More recently still has emerged a so-called adaptive chemistry where the system, in order to build itself, selects itself among the available bricks, and becomes capable of adapting the constitution of its objects in response to the demands of the environment. This chemistry, which I call “dynamic constitutional chemistry”, thus displays a Darwinian coloring!

From Matter to Life In the beginning was the original explosion, the Big Bang, and physics reigned. Then came chemistry, at warmer temperatures. The particles formed atoms, which united to produce increasingly complex molecules which, in turn, joined together in aggregates and membranes, thus giving rise to the first cells from which life emerged on our planet, some 3.8 billion years ago.

From divided matter to condensed matter then organized, living and thinking, the deployment of the Universe feeds the evolution of matter towards an increase in complexity by self-organization under the pressure of information. The task of chemistry is to reveal the paths of self-organization and to trace the paths leading from inert matter, by a purely chemical probiotic evolution, to the break of life, and beyond to living matter then thinking. It thus provides the means to question the past, explore the present and build bridges to the future.

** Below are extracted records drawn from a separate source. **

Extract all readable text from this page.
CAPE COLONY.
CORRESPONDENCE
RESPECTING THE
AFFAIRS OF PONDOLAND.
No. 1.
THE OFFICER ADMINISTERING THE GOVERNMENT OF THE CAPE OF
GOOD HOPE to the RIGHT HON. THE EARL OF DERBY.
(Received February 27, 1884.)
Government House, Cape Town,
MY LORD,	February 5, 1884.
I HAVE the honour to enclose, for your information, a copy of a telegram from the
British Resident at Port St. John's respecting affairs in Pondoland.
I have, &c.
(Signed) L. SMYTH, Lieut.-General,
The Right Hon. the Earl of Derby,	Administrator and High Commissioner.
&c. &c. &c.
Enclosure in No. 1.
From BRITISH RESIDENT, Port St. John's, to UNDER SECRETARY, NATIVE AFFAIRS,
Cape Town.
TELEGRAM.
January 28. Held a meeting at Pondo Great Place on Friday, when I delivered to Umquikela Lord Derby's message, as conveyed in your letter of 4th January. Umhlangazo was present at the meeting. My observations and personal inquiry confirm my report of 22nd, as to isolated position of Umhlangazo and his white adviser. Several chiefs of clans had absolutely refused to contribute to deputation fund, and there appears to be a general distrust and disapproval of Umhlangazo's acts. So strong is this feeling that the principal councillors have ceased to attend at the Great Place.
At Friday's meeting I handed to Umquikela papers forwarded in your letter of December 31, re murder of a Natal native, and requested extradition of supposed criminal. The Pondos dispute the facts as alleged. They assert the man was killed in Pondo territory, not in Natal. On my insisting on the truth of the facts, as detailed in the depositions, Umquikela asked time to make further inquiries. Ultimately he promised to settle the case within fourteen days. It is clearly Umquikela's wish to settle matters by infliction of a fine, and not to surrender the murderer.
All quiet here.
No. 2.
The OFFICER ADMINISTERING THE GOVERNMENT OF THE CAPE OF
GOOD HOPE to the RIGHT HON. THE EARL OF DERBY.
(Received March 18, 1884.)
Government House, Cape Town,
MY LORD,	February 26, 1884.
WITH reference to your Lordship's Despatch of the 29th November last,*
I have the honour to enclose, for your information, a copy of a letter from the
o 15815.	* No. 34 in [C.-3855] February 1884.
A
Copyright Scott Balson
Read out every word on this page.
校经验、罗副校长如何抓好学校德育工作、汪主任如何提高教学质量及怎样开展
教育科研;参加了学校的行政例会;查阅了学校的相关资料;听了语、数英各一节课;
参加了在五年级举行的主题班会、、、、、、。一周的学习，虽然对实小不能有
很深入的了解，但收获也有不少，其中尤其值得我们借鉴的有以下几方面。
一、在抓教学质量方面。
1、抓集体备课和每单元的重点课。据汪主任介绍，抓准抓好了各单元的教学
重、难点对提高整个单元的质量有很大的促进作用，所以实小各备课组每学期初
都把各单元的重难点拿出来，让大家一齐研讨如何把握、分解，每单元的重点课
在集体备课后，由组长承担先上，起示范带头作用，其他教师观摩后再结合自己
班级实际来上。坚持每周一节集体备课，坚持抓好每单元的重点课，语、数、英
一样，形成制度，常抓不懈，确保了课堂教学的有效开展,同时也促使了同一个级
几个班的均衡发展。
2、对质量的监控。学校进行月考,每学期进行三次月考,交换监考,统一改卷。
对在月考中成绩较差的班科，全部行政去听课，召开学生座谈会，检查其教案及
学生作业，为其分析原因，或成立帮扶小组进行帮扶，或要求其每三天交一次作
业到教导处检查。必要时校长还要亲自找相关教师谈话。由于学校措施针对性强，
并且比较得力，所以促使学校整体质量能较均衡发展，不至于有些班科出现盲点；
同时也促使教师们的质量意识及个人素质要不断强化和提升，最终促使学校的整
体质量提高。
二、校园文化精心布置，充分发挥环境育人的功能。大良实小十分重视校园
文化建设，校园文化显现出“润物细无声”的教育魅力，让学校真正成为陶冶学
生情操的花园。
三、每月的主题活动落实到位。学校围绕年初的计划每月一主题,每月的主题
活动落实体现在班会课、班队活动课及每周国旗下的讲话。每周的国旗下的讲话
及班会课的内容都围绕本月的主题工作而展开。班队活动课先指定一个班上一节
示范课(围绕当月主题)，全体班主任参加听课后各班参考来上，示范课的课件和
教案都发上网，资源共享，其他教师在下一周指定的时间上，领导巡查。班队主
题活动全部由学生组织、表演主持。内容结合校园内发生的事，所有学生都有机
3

Through its object (the molecule and the material), chemistry expresses its creative power, its power to produce new molecules and materials - new because they did not exist before being created by recomposition of the arrangements of atoms in combinations and original and infinitely varied structures. By the plasticity of the forms and the functions of the chemical object, chemistry is not without analogy with art. Like the artist, the chemist imprints the products of his imagination on matter. The stone, the sounds and the words do not contain the work that the sculptor, the composer and the writer model of them. In the same way, the chemist creates original molecules, new materials and new properties from the elements that make up matter.

The essence of chemistry videos is not only to discover, but to invent and, above all, to create. The Book of Chemistry is not just for reading, it is for writing. The chemistry score is not just to play, but to compose.